ReplyDeleteIt reads to me like the Treasury is going to put in cash $1 billion at a time as needed. Personally I'd be surprised if it takes more than $20 billion or so. Well, maybe becuase of M2M stuff they need to inject more than that. But in terms of losses? It won't be that large. As PNL said, there is a lot of other equity to take losses before it gets to tax payers.
ReplyDeleteMan WaMu looks like toast to me. Which has an easier time finding a buyer? Lehman or WaMu?
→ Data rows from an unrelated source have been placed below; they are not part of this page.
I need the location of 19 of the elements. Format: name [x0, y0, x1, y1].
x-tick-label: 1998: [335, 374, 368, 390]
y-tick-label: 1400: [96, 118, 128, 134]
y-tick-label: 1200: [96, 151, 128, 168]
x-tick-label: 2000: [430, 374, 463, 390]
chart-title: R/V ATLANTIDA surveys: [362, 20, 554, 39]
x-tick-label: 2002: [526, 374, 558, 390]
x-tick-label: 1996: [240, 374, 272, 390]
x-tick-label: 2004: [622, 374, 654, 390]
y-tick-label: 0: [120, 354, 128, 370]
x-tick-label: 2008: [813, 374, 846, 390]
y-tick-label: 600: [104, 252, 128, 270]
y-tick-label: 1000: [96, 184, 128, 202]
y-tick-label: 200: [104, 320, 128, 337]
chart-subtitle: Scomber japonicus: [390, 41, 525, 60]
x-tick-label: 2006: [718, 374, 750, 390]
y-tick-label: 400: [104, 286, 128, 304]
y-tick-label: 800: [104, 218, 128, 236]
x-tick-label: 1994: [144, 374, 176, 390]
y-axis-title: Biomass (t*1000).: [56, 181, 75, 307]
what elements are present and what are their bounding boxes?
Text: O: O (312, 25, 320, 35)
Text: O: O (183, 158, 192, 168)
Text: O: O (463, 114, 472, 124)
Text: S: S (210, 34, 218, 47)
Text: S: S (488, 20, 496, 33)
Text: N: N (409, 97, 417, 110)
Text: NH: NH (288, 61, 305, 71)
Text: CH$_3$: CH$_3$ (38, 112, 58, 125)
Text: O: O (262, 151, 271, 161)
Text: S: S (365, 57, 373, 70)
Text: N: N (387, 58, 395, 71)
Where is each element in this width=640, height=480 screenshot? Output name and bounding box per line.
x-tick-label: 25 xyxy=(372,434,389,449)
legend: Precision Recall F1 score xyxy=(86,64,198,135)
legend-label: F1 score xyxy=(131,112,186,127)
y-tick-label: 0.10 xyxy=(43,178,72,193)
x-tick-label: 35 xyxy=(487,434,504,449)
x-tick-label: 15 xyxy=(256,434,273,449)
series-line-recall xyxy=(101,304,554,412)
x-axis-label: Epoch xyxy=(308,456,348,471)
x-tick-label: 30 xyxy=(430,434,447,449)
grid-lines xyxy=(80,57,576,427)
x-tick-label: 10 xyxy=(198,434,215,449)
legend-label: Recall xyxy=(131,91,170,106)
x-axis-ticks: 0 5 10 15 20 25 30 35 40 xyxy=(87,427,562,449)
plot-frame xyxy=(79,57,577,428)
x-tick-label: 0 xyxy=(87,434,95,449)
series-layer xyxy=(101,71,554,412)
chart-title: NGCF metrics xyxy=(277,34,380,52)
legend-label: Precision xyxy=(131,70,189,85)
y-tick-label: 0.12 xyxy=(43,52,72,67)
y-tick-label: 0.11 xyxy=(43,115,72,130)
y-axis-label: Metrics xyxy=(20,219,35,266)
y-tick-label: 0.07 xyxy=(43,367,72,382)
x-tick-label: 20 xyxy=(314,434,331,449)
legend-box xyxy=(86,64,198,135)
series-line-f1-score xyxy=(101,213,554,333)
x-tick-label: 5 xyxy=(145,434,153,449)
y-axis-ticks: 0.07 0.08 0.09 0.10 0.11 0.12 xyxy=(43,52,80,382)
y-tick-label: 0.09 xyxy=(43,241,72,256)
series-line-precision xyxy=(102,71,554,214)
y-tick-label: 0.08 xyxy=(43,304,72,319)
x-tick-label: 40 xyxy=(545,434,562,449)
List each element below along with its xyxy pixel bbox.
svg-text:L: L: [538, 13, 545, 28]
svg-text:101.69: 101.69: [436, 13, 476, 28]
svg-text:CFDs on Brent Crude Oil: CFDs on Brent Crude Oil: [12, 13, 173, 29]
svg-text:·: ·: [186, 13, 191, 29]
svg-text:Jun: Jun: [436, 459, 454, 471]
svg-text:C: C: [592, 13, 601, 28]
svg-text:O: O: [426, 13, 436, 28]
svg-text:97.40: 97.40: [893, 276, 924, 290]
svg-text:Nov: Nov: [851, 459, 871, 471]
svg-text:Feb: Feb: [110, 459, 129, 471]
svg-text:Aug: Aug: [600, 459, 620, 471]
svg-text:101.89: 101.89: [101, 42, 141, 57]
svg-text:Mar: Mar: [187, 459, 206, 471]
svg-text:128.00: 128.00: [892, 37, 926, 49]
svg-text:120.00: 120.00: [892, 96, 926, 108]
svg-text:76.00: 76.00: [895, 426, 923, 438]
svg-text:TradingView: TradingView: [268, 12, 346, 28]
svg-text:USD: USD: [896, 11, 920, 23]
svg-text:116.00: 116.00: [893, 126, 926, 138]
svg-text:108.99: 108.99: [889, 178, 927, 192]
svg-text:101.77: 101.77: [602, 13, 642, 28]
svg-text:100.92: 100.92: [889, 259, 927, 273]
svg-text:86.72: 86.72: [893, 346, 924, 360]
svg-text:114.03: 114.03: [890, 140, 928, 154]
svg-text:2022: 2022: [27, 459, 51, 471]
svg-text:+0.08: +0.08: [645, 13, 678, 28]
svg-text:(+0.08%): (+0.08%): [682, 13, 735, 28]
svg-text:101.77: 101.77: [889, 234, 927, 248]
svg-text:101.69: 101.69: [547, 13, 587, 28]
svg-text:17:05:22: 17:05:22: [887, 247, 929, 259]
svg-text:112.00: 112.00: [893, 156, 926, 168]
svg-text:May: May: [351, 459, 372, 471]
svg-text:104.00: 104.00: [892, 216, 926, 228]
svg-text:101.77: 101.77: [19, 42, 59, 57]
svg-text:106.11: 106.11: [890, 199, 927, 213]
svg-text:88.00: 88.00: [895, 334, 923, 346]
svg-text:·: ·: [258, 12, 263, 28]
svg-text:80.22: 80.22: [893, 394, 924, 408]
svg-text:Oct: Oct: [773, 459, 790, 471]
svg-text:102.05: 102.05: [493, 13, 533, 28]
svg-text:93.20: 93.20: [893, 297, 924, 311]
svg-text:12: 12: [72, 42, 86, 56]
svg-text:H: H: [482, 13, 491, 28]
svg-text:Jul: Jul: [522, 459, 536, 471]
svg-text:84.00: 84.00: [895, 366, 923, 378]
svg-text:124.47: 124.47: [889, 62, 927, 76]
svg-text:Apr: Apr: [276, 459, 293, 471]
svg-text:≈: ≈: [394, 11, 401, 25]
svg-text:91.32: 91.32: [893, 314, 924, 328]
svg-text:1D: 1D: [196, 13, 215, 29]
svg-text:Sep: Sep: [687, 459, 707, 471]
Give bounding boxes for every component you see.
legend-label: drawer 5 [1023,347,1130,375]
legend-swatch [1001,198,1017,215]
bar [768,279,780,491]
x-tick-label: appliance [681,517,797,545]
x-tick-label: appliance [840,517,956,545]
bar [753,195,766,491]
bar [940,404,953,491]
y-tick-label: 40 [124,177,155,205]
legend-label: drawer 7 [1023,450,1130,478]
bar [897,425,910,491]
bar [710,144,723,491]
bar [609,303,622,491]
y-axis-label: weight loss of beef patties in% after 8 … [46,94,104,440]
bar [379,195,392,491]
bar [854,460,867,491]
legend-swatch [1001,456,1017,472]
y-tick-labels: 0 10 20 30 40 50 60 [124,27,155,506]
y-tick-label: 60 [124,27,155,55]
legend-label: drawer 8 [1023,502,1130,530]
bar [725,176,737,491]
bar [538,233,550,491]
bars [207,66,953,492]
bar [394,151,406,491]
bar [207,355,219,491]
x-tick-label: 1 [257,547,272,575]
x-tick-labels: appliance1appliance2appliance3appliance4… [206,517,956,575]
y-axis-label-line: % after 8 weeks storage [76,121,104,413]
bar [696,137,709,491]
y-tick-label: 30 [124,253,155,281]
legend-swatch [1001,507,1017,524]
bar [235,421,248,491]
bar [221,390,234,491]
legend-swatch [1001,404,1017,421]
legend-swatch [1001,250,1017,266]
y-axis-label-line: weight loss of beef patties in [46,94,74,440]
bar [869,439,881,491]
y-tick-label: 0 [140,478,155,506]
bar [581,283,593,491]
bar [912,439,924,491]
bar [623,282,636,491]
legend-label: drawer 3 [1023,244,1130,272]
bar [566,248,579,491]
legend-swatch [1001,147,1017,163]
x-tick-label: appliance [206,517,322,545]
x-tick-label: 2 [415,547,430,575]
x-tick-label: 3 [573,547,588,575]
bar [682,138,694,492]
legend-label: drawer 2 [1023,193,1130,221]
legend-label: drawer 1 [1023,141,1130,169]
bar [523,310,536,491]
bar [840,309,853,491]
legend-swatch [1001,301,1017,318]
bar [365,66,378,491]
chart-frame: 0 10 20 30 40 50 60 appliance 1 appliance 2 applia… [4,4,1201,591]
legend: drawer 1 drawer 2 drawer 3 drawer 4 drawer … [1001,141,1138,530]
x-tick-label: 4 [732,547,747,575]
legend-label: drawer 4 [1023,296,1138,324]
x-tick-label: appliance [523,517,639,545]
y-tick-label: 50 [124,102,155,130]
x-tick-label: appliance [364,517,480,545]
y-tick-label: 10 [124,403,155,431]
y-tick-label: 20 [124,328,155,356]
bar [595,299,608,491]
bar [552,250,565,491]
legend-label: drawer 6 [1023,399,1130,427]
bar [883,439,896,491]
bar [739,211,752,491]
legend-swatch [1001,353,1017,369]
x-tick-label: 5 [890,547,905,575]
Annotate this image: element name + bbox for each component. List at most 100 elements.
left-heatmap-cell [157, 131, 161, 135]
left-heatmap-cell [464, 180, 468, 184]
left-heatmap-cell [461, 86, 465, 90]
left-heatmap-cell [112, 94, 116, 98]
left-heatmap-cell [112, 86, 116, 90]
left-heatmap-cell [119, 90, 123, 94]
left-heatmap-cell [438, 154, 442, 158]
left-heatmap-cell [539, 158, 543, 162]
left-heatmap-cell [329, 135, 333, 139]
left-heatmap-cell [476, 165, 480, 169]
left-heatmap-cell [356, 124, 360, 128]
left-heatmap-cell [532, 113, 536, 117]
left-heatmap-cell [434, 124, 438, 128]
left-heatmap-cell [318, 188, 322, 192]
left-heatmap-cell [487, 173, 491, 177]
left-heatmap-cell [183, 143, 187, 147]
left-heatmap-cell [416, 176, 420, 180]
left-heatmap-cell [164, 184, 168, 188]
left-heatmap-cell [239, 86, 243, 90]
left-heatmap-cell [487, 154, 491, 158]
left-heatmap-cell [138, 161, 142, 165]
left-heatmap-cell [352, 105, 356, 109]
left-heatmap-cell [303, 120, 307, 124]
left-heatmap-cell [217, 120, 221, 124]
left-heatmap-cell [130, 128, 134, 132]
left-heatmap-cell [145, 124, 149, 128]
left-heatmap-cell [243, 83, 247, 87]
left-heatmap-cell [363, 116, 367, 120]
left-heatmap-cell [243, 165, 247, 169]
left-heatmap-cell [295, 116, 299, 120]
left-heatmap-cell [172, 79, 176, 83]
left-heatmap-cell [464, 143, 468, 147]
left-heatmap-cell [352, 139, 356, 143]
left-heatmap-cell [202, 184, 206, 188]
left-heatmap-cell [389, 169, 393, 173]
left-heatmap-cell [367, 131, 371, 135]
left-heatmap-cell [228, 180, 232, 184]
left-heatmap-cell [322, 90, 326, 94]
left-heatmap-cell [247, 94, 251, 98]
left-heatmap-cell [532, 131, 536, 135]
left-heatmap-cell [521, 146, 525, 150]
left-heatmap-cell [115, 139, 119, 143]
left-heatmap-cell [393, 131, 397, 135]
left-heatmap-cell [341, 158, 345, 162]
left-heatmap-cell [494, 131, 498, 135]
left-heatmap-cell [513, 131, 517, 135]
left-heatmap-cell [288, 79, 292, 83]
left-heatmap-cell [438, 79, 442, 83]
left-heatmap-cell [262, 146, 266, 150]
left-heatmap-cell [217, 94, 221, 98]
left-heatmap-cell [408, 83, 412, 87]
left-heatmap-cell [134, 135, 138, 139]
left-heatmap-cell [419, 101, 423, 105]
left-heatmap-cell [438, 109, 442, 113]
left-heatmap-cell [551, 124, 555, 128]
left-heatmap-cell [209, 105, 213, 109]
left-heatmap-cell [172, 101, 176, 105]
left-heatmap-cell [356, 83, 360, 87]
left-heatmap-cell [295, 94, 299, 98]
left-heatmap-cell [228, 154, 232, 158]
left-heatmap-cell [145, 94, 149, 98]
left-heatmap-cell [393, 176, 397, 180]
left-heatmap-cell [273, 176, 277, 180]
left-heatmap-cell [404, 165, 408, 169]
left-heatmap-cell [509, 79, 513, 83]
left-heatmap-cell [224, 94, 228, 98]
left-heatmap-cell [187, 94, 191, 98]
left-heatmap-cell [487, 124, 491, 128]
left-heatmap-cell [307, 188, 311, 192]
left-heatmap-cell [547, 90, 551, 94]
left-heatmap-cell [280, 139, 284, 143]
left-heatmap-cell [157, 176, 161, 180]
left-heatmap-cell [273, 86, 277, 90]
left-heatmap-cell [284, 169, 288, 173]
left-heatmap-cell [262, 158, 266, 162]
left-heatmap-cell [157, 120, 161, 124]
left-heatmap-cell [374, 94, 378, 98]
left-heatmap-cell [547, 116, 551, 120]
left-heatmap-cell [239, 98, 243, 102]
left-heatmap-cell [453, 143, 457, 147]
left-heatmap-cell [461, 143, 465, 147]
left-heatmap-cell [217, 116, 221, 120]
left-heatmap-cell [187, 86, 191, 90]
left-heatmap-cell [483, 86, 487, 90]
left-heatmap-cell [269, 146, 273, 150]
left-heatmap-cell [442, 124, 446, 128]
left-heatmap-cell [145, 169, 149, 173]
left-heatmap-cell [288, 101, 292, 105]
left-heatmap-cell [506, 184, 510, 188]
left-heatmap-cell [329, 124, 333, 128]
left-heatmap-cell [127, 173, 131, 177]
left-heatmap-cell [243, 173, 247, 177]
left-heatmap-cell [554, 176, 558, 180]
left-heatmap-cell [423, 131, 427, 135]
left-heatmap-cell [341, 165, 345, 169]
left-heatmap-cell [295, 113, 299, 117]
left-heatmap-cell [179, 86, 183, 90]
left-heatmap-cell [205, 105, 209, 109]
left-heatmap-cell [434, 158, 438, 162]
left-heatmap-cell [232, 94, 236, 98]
ReplyDeleteI think WM is probably a more valuable business than LEH (especially if LEH sells Neuberger). But I would be more comfortable holding LEH securities of any flavor. LEH has the same counterparty links as BSC which should compel the fed/treasury to craft a deal where business can continue as usual and there are no counterparty defaults. In this scenario, the buyer probably pays a low price for the common and the preferred is not impaired. I don't see how a buyer could be senior to the preferred as in FNM/FRE bailout.
ReplyDeleteOn the other hand, WM does not have the same counterparty issues. The FDIC provides a path for an orderly liquidation of a traditional bank. I'm not that familiar with the process, but I think a potential buyer could wait for an FDIC takeover and buy at a lower price. In this case, common and preferred would be wiped out and holdco debt seriously impaired.
I am not sure that mortgage underwriting would be profitable in 2008, considering that property prices could well fall another 10%-15%. They could be profitable if banks demand and get large downpayments, but not many borrowers can put up large downpayments when buying property. If mortgage rate gets artificially pushed down, that leaves even lower profit margins for the underwriters to cover credit costs.
ReplyDeleteSergei:
ReplyDeleteI 100% agree that the universe of potential mortgage borrowers is small indeed. But for those that do put up the cash and do buy a new home, I think those mortgages will be pretty profitable. Just because only the best mortgages will be made, and therefore the 2008 vintage is probably going to be a very low default vintage. Especially if one excludes any quasi-mod refis.